Fotografisch festgehaltene Erinnerungen der Norwegenreisen Kaiser Wilhelms II., aber auch der ersten Orient- und Nordland-Kreuzschifffahrten des Schiffs AUGUSTA VICTORIA stehen exemplarisch für den stetig wachsenden fotografischen Bildermarkt des ausgehenden 19. Jahrhunderts.
Aufnahmen wie diese analysiert PD Dr. Gisela Parak am Deutschen Schifffahrtsmuseum / Leibniz-Institut für Maritime Geschichte im Rahmen des Forschungsprojekts „Das Andere sehen?“. Das damit verbundene Ausstellungsprojekt wird durch den Aktionsplan Leibniz-Forschungsmuseen gefördert.

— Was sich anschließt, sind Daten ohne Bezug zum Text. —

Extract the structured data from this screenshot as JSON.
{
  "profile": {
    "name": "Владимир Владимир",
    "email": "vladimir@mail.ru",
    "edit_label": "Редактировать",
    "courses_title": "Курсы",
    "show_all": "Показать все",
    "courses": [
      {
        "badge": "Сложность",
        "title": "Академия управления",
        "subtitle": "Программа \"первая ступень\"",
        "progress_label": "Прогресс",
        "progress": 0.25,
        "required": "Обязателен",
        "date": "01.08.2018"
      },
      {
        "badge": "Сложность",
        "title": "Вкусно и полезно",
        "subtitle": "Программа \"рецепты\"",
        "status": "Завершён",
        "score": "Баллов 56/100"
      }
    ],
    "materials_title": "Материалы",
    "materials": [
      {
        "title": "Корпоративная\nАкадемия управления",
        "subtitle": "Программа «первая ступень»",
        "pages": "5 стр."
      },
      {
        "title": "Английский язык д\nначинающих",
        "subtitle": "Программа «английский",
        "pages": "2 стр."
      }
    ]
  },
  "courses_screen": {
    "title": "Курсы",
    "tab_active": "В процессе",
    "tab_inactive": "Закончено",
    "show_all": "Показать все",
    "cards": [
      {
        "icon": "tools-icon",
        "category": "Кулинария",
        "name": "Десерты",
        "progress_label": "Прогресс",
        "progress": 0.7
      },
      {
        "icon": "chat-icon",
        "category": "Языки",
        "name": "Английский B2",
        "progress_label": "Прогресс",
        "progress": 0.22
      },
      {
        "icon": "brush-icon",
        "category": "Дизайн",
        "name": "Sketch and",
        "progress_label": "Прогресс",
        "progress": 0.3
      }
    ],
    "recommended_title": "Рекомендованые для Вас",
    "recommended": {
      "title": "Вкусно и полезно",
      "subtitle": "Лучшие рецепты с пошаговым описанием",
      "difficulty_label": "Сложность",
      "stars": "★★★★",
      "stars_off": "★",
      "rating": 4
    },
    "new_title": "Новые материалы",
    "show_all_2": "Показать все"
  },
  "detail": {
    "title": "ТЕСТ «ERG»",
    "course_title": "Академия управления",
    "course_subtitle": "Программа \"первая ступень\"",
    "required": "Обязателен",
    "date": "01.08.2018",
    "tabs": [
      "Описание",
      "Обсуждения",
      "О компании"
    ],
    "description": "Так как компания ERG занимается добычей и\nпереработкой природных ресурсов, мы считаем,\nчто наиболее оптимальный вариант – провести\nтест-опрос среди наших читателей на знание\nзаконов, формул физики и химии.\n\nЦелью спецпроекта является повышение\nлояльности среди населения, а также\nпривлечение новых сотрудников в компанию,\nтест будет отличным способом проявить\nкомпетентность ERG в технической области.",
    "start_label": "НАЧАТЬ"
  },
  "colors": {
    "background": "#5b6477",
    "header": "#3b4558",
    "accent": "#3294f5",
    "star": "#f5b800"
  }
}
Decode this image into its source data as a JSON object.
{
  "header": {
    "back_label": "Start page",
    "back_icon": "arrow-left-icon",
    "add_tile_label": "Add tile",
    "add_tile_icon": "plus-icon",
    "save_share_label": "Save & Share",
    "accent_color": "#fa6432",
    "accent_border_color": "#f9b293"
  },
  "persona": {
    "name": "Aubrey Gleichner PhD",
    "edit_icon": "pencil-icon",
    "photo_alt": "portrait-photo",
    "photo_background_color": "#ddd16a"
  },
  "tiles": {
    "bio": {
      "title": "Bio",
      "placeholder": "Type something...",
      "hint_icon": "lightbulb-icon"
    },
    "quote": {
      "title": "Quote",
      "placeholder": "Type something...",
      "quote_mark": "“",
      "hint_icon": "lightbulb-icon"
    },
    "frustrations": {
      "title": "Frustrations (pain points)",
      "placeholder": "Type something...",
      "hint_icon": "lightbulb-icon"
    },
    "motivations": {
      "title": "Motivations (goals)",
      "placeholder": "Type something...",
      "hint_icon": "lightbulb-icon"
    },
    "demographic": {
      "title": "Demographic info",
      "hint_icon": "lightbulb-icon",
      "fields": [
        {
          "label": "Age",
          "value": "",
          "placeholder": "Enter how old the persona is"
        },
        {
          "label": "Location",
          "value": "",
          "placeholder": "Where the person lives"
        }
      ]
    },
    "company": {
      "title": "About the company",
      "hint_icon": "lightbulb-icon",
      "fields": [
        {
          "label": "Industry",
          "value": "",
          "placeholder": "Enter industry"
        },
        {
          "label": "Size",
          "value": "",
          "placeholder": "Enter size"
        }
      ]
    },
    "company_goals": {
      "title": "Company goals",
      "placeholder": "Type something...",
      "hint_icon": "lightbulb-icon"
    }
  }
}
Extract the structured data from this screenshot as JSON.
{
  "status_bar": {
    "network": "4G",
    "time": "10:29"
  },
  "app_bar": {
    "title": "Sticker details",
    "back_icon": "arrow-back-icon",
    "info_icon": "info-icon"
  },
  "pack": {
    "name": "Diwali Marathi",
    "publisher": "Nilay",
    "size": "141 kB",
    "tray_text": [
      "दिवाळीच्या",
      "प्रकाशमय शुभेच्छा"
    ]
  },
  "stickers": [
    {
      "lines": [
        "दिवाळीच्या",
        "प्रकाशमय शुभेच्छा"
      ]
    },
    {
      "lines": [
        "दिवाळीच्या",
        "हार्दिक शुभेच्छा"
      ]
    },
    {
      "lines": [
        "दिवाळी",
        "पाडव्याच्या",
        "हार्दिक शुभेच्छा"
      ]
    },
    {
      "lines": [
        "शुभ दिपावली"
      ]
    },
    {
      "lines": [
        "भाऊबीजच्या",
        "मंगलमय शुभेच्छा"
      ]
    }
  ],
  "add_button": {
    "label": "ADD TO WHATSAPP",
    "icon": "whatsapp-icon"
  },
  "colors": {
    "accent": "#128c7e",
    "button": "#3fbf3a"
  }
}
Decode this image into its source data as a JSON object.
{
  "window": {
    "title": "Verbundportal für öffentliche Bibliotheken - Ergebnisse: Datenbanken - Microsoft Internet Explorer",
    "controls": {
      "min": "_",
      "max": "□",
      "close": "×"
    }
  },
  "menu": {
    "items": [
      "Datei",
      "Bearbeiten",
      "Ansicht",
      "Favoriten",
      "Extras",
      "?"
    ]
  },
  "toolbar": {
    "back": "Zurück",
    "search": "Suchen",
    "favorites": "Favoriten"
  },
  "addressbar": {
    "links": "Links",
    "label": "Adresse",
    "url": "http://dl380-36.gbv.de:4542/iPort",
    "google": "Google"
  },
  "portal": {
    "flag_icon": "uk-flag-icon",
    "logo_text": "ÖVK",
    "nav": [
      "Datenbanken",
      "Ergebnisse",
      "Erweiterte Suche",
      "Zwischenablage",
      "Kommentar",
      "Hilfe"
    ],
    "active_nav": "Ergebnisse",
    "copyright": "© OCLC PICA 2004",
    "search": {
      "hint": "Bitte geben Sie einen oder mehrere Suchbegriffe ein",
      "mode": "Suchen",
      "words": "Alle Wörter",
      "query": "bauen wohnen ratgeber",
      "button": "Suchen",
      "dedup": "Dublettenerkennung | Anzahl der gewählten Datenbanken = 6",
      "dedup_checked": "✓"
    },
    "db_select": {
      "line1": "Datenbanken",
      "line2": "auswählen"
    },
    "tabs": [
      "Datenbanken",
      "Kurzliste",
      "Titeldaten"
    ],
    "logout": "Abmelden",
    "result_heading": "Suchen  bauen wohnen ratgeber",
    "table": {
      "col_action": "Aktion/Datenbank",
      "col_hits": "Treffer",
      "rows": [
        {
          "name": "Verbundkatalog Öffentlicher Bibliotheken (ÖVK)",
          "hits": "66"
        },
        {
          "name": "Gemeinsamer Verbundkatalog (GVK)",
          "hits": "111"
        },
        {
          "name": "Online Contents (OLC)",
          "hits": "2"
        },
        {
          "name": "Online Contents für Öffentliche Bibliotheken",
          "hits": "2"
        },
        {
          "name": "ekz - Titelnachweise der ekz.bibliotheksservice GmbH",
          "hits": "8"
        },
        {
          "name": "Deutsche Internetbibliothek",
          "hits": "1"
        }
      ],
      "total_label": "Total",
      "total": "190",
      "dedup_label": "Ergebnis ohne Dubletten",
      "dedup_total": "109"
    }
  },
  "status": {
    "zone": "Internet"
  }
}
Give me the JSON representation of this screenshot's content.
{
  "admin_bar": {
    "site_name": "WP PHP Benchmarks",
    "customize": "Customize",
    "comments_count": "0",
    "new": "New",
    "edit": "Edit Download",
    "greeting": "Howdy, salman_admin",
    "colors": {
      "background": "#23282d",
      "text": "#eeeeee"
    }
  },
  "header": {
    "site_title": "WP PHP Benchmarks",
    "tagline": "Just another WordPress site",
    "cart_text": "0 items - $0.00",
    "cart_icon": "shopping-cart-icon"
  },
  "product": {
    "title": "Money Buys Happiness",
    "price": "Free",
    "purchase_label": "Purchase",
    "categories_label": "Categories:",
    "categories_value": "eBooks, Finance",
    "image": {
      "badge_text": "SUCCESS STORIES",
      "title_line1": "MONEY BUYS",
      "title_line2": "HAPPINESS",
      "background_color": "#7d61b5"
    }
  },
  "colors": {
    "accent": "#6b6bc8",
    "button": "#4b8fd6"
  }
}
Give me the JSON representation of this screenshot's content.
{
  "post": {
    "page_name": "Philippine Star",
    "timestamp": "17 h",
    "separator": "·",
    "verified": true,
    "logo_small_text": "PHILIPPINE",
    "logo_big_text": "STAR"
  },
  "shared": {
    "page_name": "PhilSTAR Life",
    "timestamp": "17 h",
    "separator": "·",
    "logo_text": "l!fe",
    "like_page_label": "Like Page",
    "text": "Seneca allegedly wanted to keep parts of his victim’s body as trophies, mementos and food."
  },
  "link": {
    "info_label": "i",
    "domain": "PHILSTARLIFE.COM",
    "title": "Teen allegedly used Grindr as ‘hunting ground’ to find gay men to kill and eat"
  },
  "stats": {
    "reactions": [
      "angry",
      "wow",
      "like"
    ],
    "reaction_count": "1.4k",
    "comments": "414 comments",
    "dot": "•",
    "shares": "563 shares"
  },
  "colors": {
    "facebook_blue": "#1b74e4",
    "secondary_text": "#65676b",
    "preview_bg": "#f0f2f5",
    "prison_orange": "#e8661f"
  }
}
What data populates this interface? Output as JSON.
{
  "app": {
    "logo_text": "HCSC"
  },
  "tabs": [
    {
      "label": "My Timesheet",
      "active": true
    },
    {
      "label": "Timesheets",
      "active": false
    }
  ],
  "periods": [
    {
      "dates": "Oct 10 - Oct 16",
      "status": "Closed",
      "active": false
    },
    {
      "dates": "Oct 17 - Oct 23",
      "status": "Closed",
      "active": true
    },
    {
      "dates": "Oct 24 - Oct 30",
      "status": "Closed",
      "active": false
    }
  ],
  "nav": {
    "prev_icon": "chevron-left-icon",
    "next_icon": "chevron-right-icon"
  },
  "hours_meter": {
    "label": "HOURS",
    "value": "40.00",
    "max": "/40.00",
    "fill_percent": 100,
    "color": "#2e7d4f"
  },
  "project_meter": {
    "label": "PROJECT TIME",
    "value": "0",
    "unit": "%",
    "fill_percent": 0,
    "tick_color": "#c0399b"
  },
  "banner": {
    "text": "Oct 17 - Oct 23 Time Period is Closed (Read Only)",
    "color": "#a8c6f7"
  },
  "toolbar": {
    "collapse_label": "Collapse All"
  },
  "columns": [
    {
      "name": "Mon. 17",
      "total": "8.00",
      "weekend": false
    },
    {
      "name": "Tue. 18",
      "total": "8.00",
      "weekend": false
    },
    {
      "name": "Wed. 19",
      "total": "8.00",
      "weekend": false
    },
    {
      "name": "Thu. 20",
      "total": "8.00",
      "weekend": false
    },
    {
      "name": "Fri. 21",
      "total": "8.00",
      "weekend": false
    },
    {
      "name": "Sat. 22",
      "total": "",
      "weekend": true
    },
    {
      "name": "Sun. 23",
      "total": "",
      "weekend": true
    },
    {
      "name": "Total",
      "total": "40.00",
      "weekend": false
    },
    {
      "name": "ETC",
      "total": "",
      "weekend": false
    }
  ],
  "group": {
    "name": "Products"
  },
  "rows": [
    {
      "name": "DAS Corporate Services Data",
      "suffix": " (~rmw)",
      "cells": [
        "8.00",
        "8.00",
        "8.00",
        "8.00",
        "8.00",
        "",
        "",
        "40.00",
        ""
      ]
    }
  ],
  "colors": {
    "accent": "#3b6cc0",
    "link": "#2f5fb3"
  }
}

Auf den Schiffen erlebte die Reisefotografie eine zweite Blüte. Im Zuge der „Kodakification“ ermöglichte eine vereinfachte Fototechnik fotografischen Amateuren mit den unterschiedlichsten sozialen Hintergründen und Interessen, auch zur See ihre Eindrücke der Reisen festzuhalten. Per Schiff erreichten die Vertreter der sich herausbildenden Disziplin der Ethnologie ihre Untersuchungsgebiete; in einigen Fällen wurden zudem die Seefahrer selbst zu beobachtenden „Ethnologen“ und fertigten volkskundliche Betrachtungen über „Land und Leute“ an.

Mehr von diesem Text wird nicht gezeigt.